Si vous avez l’habitude de commander des accessoires, vêtements ou gadgets sur des plateformes basées hors Union européenne (comme Temu, Shein ou AliExpress), votre facture pourrait s’alourdir.
Dès le 1er mars, une nouvelle taxe de 2 € s’applique sur chaque article importé d’une valeur inférieure à 150 €.

Et attention, le calcul risque de surprendre les amateurs de “gros paniers”. C’est une décision gouvernementale.
Le piège : On ne taxe pas le colis, mais le produit acheté
Contrairement aux frais de port classiques, la taxe dite “sur les petits colis” ne s’applique pas par envoi, mais bien par objet distinct à l’intérieur de votre carton.
Le scénario “Simple” : Vous achetez une montre à 100 €. Taxe = 2 € .
Le scénario “Aïe”: Vous achetez 10 petits gadgets à 10 € (total 100 €).
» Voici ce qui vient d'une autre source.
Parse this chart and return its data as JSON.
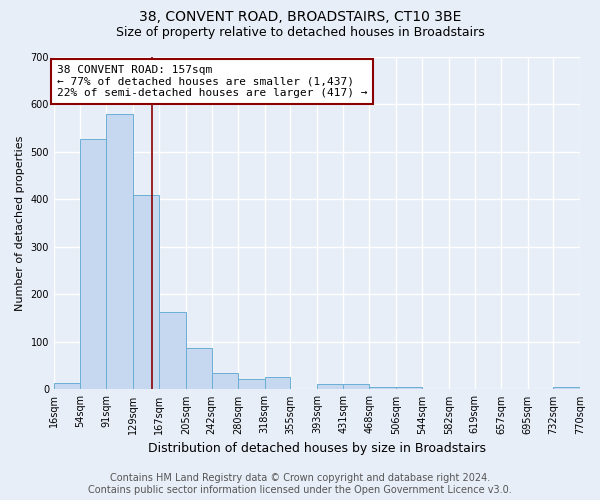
{
  "title": "38, CONVENT ROAD, BROADSTAIRS, CT10 3BE",
  "subtitle": "Size of property relative to detached houses in Broadstairs",
  "xlabel": "Distribution of detached houses by size in Broadstairs",
  "ylabel": "Number of detached properties",
  "footer_line1": "Contains HM Land Registry data © Crown copyright and database right 2024.",
  "footer_line2": "Contains public sector information licensed under the Open Government Licence v3.0.",
  "bin_edges": [
    16,
    54,
    91,
    129,
    167,
    205,
    242,
    280,
    318,
    355,
    393,
    431,
    468,
    506,
    544,
    582,
    619,
    657,
    695,
    732,
    770
  ],
  "bin_labels": [
    "16sqm",
    "54sqm",
    "91sqm",
    "129sqm",
    "167sqm",
    "205sqm",
    "242sqm",
    "280sqm",
    "318sqm",
    "355sqm",
    "393sqm",
    "431sqm",
    "468sqm",
    "506sqm",
    "544sqm",
    "582sqm",
    "619sqm",
    "657sqm",
    "695sqm",
    "732sqm",
    "770sqm"
  ],
  "bar_heights": [
    13,
    527,
    580,
    408,
    163,
    87,
    35,
    22,
    26,
    0,
    12,
    12,
    5,
    5,
    0,
    0,
    0,
    0,
    0,
    5
  ],
  "bar_color": "#c5d8f0",
  "bar_edge_color": "#6baed6",
  "vline_x": 157,
  "vline_color": "#8b0000",
  "annotation_line1": "38 CONVENT ROAD: 157sqm",
  "annotation_line2": "← 77% of detached houses are smaller (1,437)",
  "annotation_line3": "22% of semi-detached houses are larger (417) →",
  "annotation_box_color": "white",
  "annotation_box_edge_color": "#8b0000",
  "ylim": [
    0,
    700
  ],
  "yticks": [
    0,
    100,
    200,
    300,
    400,
    500,
    600,
    700
  ],
  "xlim": [
    16,
    770
  ],
  "background_color": "#e8eef7",
  "grid_color": "white",
  "title_fontsize": 10,
  "subtitle_fontsize": 9,
  "xlabel_fontsize": 9,
  "ylabel_fontsize": 8,
  "tick_fontsize": 7,
  "annotation_fontsize": 8,
  "footer_fontsize": 7
}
Taxe = 20 € .
Pourquoi ce changement ?
L’objectif est clair : réguler le flux massif de micro-importations et rééquilibrer la concurrence avec les commerçants locaux.
Mais pour le consommateur, la donne change : regrouper ses achats dans une seule commande n’évitera plus la taxe, elle l’additionnera.
Dans l’absolu, avant de valider votre panier de 15 articles à petit prix, rappelez-vous que vous devrez ajouter 30 € de taxe à l’arrivée. Le concept de “bonne affaire” pourrait prendre un sacré coup de vieux. Pour vous aider consultez l’infographie ci-dessous.
Quel impact sur le consommateur ?
La taxe doit être acquittée par le redevable de la TVA à l’importation. Il peut donc s’agir soit directement du vendeur soit de la plateforme servant d’intermédiaire.
La question est de savoir si cette hausse sera absorbée par les marges des distributeurs ou directement imputée aux acheteurs français.